Parmi les livres publiés pour cette rentrée littéraire, le nouveau recueil de nouvelles de Jöel Egloff, intitulé « Libellules ».
Joël Egloff, est, entre autres, l’auteur de « L’étourdissement », formidable roman qui avait remporté le prix du Livre Inter en 2005. C’est aussi l’auteur d’un roman comme « Edmond Ganglion & fils », grâce auquel j’ai découvert cet auteur, en 1999.
Avec « Libellules », l’auteur nous emmène de battements d’ailes en battements d’ailes au plus près des interrogations d’un jeune garçon sur la mort et la disparition, au plus près d’observations du quotidien, de rencontres qui ne se font pas, de personnes qui passent un peu à côté de leur vie.
Au fil de ces vingt-cinq nouvelles, Joël Egloff porte avec tendresse et bienveillance un regard sensible et drôle sur le monde qui l’entoure. A la différence de ses précédents livres, l’auteur est parti d’une réalité avant de la faire évoluer dans l’imaginaire. Le sien.
Une vidéo pour découvrir l’univers de l’auteur :
Extraits
Page 13 ( Rien à secouer) : « Huit ans, déjà… je me disais, l’autre jour. Huit ans que je la vois à sa fenêtre, de l’autre côté de la cour, secouer son linge, tous les jours de la semaine, souvent plusieurs fois par jour, et parfois même à la nuit tombée. Elle secoue des draps, des oreilles, des pantalons des pyjamas, des chaussettes, des robes et des jupes, des serviettes, des pulls et des chemises, et tout ce qu’il est possible de secouer. »
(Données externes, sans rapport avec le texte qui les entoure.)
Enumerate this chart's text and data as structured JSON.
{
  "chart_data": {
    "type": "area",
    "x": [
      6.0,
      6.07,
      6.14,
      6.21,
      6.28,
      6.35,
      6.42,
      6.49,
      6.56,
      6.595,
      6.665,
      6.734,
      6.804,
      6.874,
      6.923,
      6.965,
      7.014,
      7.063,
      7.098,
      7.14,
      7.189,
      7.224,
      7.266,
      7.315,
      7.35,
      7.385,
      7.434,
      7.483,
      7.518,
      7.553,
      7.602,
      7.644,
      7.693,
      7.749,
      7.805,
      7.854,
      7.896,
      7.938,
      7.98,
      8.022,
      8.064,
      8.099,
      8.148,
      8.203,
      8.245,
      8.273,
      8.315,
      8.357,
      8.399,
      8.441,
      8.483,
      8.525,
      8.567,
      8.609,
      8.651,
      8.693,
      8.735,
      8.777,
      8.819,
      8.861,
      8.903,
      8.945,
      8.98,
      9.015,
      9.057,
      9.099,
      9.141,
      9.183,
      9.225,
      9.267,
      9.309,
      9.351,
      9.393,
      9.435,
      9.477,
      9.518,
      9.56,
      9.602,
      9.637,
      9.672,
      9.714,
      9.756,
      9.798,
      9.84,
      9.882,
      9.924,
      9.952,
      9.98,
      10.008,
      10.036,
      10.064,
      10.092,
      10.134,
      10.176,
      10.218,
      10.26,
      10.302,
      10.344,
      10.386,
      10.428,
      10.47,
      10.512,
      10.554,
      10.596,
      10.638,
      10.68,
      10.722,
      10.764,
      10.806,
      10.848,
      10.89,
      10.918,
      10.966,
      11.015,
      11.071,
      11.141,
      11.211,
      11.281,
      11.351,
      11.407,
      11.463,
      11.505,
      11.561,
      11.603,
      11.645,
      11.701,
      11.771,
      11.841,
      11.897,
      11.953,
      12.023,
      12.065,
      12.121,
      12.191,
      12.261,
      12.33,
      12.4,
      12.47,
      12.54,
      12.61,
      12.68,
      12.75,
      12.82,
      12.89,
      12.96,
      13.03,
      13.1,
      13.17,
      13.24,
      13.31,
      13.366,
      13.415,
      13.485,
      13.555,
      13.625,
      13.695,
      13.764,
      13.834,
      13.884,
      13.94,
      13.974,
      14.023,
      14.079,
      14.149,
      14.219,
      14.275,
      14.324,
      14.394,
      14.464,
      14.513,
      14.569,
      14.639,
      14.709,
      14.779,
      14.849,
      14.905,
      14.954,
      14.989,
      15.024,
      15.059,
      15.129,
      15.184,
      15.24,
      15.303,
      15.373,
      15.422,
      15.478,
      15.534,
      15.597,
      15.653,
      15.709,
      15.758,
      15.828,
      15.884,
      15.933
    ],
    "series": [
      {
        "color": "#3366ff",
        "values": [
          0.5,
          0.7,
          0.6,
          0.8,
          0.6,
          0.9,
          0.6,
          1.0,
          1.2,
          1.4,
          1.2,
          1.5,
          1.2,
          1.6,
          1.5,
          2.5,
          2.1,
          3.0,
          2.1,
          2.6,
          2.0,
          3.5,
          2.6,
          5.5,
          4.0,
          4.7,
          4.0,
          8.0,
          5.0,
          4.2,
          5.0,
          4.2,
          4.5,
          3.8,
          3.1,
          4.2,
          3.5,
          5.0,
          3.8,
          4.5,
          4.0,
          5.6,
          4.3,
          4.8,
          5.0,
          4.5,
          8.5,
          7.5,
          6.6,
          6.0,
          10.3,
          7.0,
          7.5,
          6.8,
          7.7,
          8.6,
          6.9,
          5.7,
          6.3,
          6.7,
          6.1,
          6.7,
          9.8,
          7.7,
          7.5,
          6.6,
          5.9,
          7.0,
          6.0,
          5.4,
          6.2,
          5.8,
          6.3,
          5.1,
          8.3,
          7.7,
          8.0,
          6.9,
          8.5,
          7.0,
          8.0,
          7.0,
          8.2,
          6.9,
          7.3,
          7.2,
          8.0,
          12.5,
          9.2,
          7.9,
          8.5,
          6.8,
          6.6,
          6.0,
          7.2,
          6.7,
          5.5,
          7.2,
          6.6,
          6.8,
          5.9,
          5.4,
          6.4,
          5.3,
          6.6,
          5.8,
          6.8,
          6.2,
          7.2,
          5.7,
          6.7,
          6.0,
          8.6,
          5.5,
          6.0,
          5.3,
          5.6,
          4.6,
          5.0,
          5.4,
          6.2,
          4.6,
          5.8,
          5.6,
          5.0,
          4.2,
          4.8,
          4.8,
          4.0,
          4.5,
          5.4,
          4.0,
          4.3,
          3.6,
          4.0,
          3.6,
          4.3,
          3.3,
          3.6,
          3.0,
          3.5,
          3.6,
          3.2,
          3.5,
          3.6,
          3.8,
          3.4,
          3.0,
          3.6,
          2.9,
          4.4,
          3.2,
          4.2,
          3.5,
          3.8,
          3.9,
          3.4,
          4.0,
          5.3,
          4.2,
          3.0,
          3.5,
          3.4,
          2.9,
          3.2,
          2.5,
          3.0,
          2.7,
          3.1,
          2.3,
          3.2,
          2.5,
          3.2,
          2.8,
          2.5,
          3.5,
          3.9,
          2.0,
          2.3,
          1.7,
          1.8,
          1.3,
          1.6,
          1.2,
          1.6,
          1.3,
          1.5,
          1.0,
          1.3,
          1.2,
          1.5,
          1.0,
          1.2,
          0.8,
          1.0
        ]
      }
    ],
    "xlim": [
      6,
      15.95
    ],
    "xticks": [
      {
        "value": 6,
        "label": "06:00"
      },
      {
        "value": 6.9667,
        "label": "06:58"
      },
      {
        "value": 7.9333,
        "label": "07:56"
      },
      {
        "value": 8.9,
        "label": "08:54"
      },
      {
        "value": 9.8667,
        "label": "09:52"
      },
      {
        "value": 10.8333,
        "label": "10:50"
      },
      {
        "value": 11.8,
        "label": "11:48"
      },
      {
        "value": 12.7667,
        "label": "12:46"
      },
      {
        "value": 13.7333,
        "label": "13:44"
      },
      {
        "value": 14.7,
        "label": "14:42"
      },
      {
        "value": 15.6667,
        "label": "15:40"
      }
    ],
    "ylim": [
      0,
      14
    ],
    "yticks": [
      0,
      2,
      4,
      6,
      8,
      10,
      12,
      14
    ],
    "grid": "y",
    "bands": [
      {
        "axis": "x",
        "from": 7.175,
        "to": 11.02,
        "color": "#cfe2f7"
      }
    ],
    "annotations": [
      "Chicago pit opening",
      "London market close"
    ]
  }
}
« Elle secoue chaque chose avec vigueur, mais sans empressement, quatre fois, le plus souvent, ou cinq, puis elle se retourner, plie le vêtement dans l’ombre, se saisit du suivant, et se repenche à sa fenêtre, pour le secouer avec vigueur, mais sans empressement, quatre fois, le plus souvent, ou cinq, c’est selon. »
Pages 39-40 (Kate) : « Quand j’ai vu qu’on recherchait, en Angleterre, un plombier pour une station antarctique, je me suis dit que ça pouvait pas mieux tomber, parce que ce jour-là, justement, pour différentes raisons, j’avais une furieuse envie de m’en aller passer quelques années, voire le restant de mes jours, en Antarctique.
« Et puis je me suis souvenu que j’étais pas plombier, et que je parlais à peine anglais, alors j’ai su que c’était pas du tout cuit, et pour tout dire, que c’était même perdu d’avance. Et jamais j’ai tant regretté que ce jour-là de ne pas avoir fait de plomberie, parce que j’aurais pas hésité à postuler sinon, pas une seconde, et si ça se trouve, à l’heure qu’il est, je me ferais moins suer, et au lieu de m’esquinter à essayer de faire des phrases, je serais bien peinard au grand air, assis sur la banquise, à trier mes joints en sifflotant, les rouges avec les rouges, les noirs avec les noirs. «
Page 161 ( Au feu, s’il vous plaît) : » On a beau avoir deux yeux, ils regardent souvent dans la même direction, si bien qu’au lieu de se compléter, ils travaillent en doublon, ce qui est regrettable. Toute considération esthétique mise à part, s’ils pouvaient, chacun d’eux, faire preuve d’un peu plus d’autonomie, si l’un s’occupait de regarder à droite pendant que l’autre regarde à gauche, on aurait sûrement une vision du monde moins parcellaire. On toucherait d’un peu plus près la vérité des choses.
» J’y pense, parce que souvent j’emprunte cette route. Et juste à l’entrée de la ville, à chaque fois, mon regard se pose sur les ruines de cette bâtisse, dont ne reste plus que les murs noircis, et du toit, quelques poutres calcinées. »
Mon avis
Les nouvelles, genre bien particulier, ont ce pouvoir de vous emmener très vite en voyage. Joël Egloff y parvient également. Mais de ce « livre-mosaïque », comme le définit l’auteur lui-même, je suis restée à côté. Il y a des années, le style Egloff, simple et sans fioriture, m’avait beaucoup plu. Cette fois, j’ai moins adhéré aux atmosphères décrites au fil des histoires.
A mon sens, pas la meilleure façon d’entrer dans l’univers d’Egloff. Plongez dans « L’étourdissement » !
« Libellules », de Joël Egloff, Buchet-Chastel, 15€.